Rational functions are mathematical expressions that involve the ratio of two polynomials. In simpler terms, they're like fractions, but instead of having regular numbers in the numerator and denominator, we have polynomials. The general form is \( \frac{P(x)}{Q(x)} \), where both \(P(x)\) and \(Q(x)\) are polynomials. These functions are important in calculus, especially when it comes to evaluating limits, as they often exhibit interesting behavior near points where the denominator is zero.

For instance, in the exercise, we have the rational function \( \frac{100}{(10h-1)^{11}+2} \), where the numerator is a constant (100) and the denominator is a polynomial \((10h-1)^{11} + 2\). Understanding how this denominator behaves is key to solving the limit problems effectively.

Polynomial Functions

Polynomial functions are versatile mathematical expressions formed by the sum of terms, each consisting of a variable raised to a whole number power and multiplied by a coefficient. They can range from simple linear functions like \( f(x) = 2x + 3 \) to more complex ones like \( g(x) = x^4 - 3x^3 + 2x^2 + x + 1 \).

The function given in the limit problem, \((10h-1)^{11}\), is a single-term polynomial raised to an odd power. This polynomial plays a crucial role in the behavior of the rational function as \(h\) approaches 0, affecting the sign and limit value of the expression.

• When \(h\) is slightly negative, \((10h-1)\) becomes negative, and raising it to an odd power \(11\) keeps it negative.
• When \(h\) is positive but small, the expression nears zero and remains negative.

Understanding this pattern helps us simplify the limit calculation.

Limit Evaluation

Evaluating a limit involves determining what value a function approaches as the input gets closer to a certain number. It's a fundamental concept in calculus used to understand the behavior of functions at specific points, particularly where there might be discontinuities or indeterminate forms.

In this exercise, we evaluated \( \lim _{h \rightarrow 0} \frac{100}{(10h-1)^{11}+2} \). By knowing how the denominator behaves as \(h\) approaches zero, we simplified the calculation.

• First, examine how each part of the function behaves when \(h\) is near the limit point.
• Identify any simplifications or behaviors, like how expanding the denominator \((10h-1)^{11}\) remains negative, which influences the outcome.

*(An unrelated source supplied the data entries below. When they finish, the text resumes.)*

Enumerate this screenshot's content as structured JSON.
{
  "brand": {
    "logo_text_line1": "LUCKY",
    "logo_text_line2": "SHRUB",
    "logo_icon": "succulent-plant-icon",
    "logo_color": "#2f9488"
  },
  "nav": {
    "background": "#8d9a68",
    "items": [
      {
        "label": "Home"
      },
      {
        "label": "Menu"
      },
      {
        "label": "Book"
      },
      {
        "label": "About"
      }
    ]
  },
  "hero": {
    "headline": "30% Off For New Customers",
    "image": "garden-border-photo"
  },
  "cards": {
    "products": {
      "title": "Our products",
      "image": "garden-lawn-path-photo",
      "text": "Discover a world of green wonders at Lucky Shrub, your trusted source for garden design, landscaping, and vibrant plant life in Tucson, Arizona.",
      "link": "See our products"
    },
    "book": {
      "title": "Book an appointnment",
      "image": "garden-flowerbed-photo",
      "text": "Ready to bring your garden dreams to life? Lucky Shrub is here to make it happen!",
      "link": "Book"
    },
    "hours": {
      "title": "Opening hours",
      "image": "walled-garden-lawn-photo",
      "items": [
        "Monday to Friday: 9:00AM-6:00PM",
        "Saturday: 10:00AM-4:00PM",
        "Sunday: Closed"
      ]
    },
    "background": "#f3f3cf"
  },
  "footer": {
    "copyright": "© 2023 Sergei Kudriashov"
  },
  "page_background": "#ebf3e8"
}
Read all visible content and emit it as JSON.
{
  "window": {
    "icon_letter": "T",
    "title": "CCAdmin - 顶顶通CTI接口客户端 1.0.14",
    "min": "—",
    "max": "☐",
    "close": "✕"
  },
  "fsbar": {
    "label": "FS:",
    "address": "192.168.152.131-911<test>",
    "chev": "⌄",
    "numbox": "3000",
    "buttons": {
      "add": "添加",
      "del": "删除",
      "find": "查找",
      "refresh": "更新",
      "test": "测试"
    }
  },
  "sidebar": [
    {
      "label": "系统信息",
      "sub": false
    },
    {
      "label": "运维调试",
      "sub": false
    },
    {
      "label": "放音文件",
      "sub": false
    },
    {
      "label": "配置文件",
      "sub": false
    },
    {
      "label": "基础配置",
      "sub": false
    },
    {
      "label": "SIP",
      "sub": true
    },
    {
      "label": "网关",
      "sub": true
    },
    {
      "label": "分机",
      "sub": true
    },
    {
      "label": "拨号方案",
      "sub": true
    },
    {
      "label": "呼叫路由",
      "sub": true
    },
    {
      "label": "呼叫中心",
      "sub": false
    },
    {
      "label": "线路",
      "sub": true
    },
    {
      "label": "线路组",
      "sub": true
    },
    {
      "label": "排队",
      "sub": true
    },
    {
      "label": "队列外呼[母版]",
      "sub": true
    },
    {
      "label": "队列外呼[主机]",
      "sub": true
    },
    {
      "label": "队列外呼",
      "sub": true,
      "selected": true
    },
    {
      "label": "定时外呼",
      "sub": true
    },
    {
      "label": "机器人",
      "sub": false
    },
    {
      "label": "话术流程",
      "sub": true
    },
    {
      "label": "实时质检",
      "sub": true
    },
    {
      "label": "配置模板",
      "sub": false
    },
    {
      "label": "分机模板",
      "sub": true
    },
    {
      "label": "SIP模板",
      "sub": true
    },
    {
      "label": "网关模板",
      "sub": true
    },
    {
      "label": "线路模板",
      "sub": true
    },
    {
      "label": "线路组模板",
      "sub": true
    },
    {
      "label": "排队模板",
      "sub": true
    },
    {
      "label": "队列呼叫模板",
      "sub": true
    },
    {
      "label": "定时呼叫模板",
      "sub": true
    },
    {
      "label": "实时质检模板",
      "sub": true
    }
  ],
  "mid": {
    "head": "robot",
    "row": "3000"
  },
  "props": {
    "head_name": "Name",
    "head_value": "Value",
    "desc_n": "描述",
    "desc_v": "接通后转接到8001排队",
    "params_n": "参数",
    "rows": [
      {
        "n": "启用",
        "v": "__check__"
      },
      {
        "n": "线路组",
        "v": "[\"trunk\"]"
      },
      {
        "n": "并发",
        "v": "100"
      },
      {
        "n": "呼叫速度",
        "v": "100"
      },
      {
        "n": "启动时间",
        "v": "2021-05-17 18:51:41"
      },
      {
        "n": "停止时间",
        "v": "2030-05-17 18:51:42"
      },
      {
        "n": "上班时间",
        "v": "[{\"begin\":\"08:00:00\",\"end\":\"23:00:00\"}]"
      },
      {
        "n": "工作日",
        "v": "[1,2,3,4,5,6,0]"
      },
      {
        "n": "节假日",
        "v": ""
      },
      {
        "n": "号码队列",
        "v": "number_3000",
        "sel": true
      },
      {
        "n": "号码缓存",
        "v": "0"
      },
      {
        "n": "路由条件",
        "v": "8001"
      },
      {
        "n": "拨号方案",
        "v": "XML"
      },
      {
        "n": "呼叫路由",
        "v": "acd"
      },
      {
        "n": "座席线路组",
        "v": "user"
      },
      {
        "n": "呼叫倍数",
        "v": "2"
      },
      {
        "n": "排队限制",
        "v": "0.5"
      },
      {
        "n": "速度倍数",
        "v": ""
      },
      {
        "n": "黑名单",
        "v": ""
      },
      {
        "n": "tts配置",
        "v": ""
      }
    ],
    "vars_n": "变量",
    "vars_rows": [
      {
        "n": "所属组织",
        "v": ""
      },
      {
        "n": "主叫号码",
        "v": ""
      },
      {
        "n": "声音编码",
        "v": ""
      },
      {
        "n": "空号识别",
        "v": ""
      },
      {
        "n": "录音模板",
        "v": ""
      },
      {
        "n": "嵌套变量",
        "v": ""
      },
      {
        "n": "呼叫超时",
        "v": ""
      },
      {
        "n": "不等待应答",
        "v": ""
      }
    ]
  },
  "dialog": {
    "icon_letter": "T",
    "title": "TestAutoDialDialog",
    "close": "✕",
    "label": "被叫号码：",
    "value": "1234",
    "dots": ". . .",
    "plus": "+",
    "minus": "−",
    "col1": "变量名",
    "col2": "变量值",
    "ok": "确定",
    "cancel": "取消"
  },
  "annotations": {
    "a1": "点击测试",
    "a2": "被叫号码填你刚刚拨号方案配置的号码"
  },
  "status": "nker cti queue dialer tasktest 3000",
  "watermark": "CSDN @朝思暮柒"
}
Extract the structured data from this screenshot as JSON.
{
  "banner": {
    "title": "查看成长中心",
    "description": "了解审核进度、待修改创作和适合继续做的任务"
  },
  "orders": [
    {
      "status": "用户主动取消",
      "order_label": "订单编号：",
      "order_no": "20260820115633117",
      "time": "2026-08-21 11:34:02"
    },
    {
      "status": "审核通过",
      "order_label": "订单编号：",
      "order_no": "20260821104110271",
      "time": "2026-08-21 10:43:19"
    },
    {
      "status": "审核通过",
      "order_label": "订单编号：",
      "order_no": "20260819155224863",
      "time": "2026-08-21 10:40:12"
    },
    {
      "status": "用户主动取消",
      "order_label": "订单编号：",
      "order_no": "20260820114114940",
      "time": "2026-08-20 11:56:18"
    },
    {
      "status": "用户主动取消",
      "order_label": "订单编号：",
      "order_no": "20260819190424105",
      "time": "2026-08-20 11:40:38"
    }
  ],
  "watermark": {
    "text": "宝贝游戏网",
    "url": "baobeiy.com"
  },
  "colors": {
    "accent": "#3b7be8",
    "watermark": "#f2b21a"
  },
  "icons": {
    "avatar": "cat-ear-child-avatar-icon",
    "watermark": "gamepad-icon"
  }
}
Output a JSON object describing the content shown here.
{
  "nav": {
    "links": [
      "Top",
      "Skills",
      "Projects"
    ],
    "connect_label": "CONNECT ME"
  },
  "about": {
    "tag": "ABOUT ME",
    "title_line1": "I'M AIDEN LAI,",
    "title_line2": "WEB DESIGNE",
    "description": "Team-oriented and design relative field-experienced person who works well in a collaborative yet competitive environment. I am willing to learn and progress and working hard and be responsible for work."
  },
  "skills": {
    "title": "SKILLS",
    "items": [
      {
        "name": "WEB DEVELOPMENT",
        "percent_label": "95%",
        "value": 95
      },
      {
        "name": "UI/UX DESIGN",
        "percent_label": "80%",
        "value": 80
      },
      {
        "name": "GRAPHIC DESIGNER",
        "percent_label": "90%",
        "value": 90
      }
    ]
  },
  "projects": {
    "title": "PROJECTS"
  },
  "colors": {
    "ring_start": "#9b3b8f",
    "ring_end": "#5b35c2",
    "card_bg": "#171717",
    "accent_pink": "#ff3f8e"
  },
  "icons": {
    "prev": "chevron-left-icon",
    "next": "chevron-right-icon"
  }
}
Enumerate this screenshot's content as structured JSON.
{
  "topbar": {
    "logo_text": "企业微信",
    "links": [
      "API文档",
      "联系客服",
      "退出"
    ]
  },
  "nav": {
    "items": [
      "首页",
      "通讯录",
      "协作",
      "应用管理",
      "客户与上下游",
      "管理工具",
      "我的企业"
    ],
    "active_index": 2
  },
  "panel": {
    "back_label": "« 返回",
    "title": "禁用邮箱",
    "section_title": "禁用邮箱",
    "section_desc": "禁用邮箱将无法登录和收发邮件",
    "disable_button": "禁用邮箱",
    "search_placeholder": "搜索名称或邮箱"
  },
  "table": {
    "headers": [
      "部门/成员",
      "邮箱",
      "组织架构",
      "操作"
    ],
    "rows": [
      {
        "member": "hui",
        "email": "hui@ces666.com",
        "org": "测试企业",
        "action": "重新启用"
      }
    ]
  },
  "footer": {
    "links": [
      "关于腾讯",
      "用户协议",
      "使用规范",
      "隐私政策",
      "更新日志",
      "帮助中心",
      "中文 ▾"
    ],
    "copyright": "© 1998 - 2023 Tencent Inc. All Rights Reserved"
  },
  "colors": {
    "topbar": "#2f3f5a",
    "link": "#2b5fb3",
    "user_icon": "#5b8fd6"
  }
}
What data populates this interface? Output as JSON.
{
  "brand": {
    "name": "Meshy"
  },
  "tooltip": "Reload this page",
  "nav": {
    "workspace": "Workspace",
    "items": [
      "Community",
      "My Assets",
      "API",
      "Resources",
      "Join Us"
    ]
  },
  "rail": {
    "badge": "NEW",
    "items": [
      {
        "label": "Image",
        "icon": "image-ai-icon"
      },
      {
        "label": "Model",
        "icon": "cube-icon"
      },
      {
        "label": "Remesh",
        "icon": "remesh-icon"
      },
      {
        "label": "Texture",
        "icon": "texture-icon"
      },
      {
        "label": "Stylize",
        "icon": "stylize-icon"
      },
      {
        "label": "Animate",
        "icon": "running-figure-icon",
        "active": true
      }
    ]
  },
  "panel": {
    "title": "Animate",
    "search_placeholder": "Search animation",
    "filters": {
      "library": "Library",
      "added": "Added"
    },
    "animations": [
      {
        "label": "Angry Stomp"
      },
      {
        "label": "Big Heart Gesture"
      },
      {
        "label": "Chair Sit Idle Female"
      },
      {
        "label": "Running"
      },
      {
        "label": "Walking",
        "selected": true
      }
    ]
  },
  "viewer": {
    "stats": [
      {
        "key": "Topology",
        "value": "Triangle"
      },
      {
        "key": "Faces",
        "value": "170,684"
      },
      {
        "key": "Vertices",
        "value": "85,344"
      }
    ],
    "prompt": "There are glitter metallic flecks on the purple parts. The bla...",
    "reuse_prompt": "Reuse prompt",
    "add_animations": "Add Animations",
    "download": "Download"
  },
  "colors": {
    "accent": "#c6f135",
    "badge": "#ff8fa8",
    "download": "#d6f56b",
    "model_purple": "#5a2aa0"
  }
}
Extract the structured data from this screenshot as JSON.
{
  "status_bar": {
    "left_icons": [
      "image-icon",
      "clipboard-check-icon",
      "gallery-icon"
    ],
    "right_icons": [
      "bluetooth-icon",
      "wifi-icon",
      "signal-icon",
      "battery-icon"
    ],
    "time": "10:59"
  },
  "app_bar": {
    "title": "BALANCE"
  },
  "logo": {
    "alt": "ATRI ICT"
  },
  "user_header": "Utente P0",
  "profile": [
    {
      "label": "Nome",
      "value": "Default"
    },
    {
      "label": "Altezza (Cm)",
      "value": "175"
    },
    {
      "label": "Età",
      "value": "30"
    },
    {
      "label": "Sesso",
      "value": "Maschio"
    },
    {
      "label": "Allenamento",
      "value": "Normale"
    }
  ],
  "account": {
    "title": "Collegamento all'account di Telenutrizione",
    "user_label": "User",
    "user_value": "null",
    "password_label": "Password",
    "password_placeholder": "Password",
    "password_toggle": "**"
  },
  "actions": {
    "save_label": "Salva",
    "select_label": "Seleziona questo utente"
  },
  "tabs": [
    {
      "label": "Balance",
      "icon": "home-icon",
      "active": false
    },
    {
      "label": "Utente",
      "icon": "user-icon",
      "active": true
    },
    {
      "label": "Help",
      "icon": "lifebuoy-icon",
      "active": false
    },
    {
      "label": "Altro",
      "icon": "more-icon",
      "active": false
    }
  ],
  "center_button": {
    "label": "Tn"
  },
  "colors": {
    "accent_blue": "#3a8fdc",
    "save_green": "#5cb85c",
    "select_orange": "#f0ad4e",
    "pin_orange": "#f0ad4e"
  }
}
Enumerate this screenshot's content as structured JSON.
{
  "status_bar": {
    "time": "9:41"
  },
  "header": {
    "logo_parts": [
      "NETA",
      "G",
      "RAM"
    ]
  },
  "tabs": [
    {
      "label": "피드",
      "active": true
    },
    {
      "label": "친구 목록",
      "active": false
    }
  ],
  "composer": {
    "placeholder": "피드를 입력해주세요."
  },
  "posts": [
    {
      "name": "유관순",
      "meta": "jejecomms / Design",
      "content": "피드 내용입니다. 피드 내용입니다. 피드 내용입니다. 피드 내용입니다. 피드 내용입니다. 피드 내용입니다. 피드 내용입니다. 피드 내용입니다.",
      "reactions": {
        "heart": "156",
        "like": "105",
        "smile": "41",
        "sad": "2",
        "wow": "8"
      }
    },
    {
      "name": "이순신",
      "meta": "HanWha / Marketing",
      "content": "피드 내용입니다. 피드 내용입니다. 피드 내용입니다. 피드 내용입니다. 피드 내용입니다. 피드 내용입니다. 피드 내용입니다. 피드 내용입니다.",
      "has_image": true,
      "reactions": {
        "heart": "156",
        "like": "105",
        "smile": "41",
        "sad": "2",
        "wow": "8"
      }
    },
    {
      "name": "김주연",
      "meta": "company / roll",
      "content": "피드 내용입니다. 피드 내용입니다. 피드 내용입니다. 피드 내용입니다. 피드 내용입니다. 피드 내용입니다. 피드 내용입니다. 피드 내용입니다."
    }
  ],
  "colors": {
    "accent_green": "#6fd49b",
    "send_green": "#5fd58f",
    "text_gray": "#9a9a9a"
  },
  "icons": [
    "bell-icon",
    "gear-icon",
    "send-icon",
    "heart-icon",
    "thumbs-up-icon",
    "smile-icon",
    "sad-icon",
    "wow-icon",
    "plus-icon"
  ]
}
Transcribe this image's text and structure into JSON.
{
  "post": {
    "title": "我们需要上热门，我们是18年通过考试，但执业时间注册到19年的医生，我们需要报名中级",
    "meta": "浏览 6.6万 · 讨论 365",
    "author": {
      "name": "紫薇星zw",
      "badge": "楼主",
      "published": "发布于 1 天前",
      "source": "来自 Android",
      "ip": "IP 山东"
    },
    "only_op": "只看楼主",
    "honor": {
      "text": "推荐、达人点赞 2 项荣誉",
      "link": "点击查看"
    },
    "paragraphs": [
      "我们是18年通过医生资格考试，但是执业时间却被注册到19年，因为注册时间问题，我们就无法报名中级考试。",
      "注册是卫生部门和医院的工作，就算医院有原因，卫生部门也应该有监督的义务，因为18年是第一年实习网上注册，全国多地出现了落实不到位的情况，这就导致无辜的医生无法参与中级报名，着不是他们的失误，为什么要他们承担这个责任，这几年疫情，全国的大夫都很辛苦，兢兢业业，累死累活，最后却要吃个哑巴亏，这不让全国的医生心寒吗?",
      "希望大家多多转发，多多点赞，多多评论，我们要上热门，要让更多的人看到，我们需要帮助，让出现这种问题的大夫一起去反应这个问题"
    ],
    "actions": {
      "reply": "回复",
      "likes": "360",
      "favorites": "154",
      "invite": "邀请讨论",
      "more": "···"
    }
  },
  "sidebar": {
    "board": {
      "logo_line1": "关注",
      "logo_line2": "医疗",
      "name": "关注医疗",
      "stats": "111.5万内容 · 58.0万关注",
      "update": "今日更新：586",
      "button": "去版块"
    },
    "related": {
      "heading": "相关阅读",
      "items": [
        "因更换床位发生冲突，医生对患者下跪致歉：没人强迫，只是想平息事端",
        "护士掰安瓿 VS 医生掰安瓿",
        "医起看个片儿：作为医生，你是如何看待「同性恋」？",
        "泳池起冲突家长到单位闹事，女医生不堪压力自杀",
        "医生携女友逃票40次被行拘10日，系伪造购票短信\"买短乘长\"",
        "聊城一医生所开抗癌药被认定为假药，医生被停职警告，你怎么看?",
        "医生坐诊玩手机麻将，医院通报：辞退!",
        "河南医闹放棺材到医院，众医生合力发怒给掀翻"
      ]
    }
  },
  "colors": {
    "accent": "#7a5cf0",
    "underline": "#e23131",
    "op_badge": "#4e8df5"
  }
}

Applying these methods correctly will lead us to the correct limit value of 100.

Odd Powers

Odd powers in polynomials refer to those where the exponent of a term is an odd number, such as 1, 3, 5, 7, and so forth. These powers have particular properties that make them fascinating in calculus. When you raise a negative number to an odd power, the result is still negative, preserving the sign of the base.

This property affected the given example significantly, since \((10h-1)^{11}\) is an odd power. Considering \(h\) approaches 0, the base \((10h-1)\) typically equals a slightly negative number close to -1, and raising it to the 11th power results in a negative number near -1 again.

• Odd powers are critical when assessing function behavior around certain limits.
• They retain the sign of the original base, which can simplify limit calculations.

Hence, understanding the nature of odd powers is essential for working with polynomial functions during limit evaluation.